Kano, an ode to the “glorious” Japanese rule.
As a person whose country was under Japanese rule—although the general public of the nation, myself included to be honest, prefers to call it “occupation”—watching a newly released Taiwanese film “Kano" wasn’t exactly a pleasant experience.
I’m not saying it was a bad movie. I’d rather say it’s the opposite. It was an entertaining film to watch, and the others at the premiere seemed to have the same opinion of the film. (There was a premiere of the film at a baseball stadium in Kaohsiung today.) The quality of the film has nothing to do with the reason why I find watching it not entirely pleasant. Rather, it was the underlying tone of the movie that appears to be praising the Taiwan under Japanese rule.
Taiwan was ceded to Imperial Japan in 1895 when Qing Dynasty signed the Treaty of Shimonoseki and for the next 50 years was under their rule. After centuries of being practically abandoned by the Qing court ever since they became subjects of the court in the 17th century—except for taxes levied and collected—and, much thanks to that, all prevalent corruption and economic as well as social hardships that they had to endure, Imperial Japan appeared to be more thoughtful and caring Taiwan as they put quite a ‘formidable’ amount of effort into Japanizing Taiwan with heavy infrastructure development, development of an effective sanitation system, and introduction of universal public education. (All of which were to exploit Taiwan as a lucrative colony more effectively and systemically for their benefits, to be perfectly clear.)
Somewhat ironically, what came after Imperial Japan surrendered to the Allies was Chinese mainlanders again, except it was a ‘republic’ this time as Taiwan was returned—or ‘illegally’ handed over as some people might argue—to Kuomintang (KMT). It would have not been too bad if things didn’t go downhill right away and stay there for relatively a long time, the period known as “White Terror”, during which the general standard of living in the island had become much worse comparing to of the one during the Japanese rule. (On a side note, It was forty years later that the KMT finally abandoned the idea of maintaining Taiwan as one-party state and free elections started to be held.)

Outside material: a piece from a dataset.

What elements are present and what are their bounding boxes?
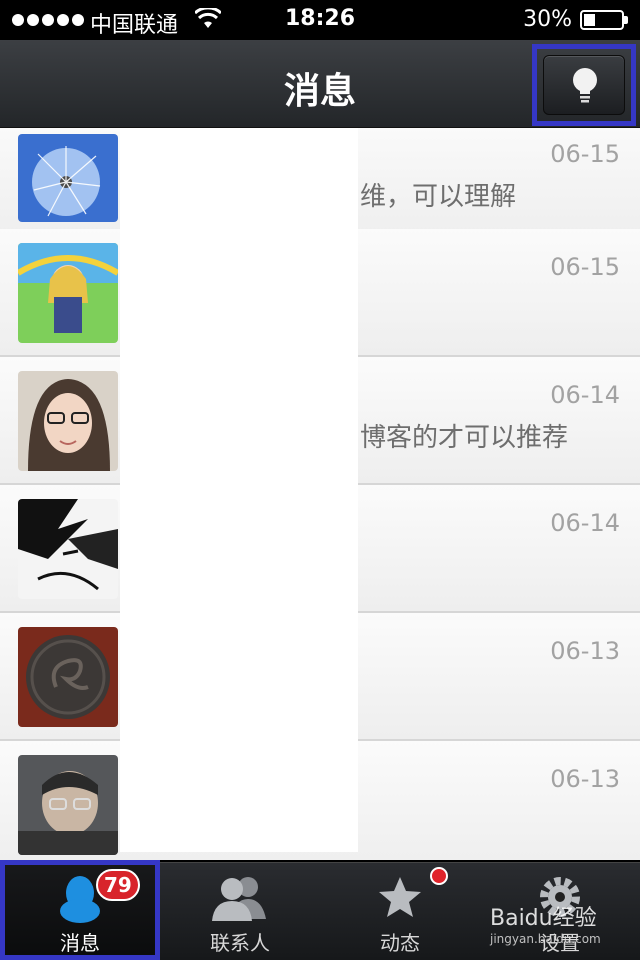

Thanks to all the historical background, more than a few Neishengren (內省人) Taiwanese people show little to none antipathy towards the Japanese rule. (You’d be surprised to learn how easy it is to find Hinomaru-themed stickers, logos and whatnot in Taiwan. It’s pretty much like running into Nazi Hakenkruezs in Poland, Czech, Slovakia or Hungary.) Bearing these in mind, I couldn’t help but to feel what was underlying the film is this pro-Japanese rule sentiment.
Some people might say that the film is more or less an accurate depiction of the era without any particular bias towards either anti- or pro-Japan, and as proof of that they would mention that there were a few scenes in which Japanese showed discriminatory attitudes towards the Taiwanese aborigines such as calling them savages (蛮人), mocking them by asking aboriginal players if they could speak Japanese and so on. I do agree that the film indeed tried to show the viewers some dark sides of the colonial rule with such scenes, but throughout the film, there was almost no portrayal of oppressions and discriminations against the Taiwanese aborigines as well as the Han Chinese Taiwanese working class by the colonial authorities. (One of the good examples might be the Wushe incident.)
Also, more or less constant appearances of Yoichi Hatta and his brainchild the Chianan canal along with a Japanese agriculturalist named Hamada was pretty much irrelevant to the main storyline and unnecessary. I’m aware that Hatta and his legacy (the entire irrigation system) are well respected until now in Taiwan and Chiayi was/is indeed a farming region—after all, the school the players belonged to was Kaji Agricultural High School—but I still don’t think these facts are relevant enough to the film’s plot to justify and deserve such a lengthy portion of it. All these things considered, I cannot help but to think that the undertone of the film was a bit too overtly pro-Japan, through which—whether intentionally or not—effectively glorified the Japanese rule as a magnanimous, caring and even justifiable regime. (I believe it’s worth noting that the DPP is pretty much in line with this sort of thinking.)
I’m not suggesting that it’s deplorable to form such a point of view towards the Japanese rule or anything, but it begs me a question where the sense of identity as Taiwanese really lies, especially as a once-colonised people themselves by Imperial Japan.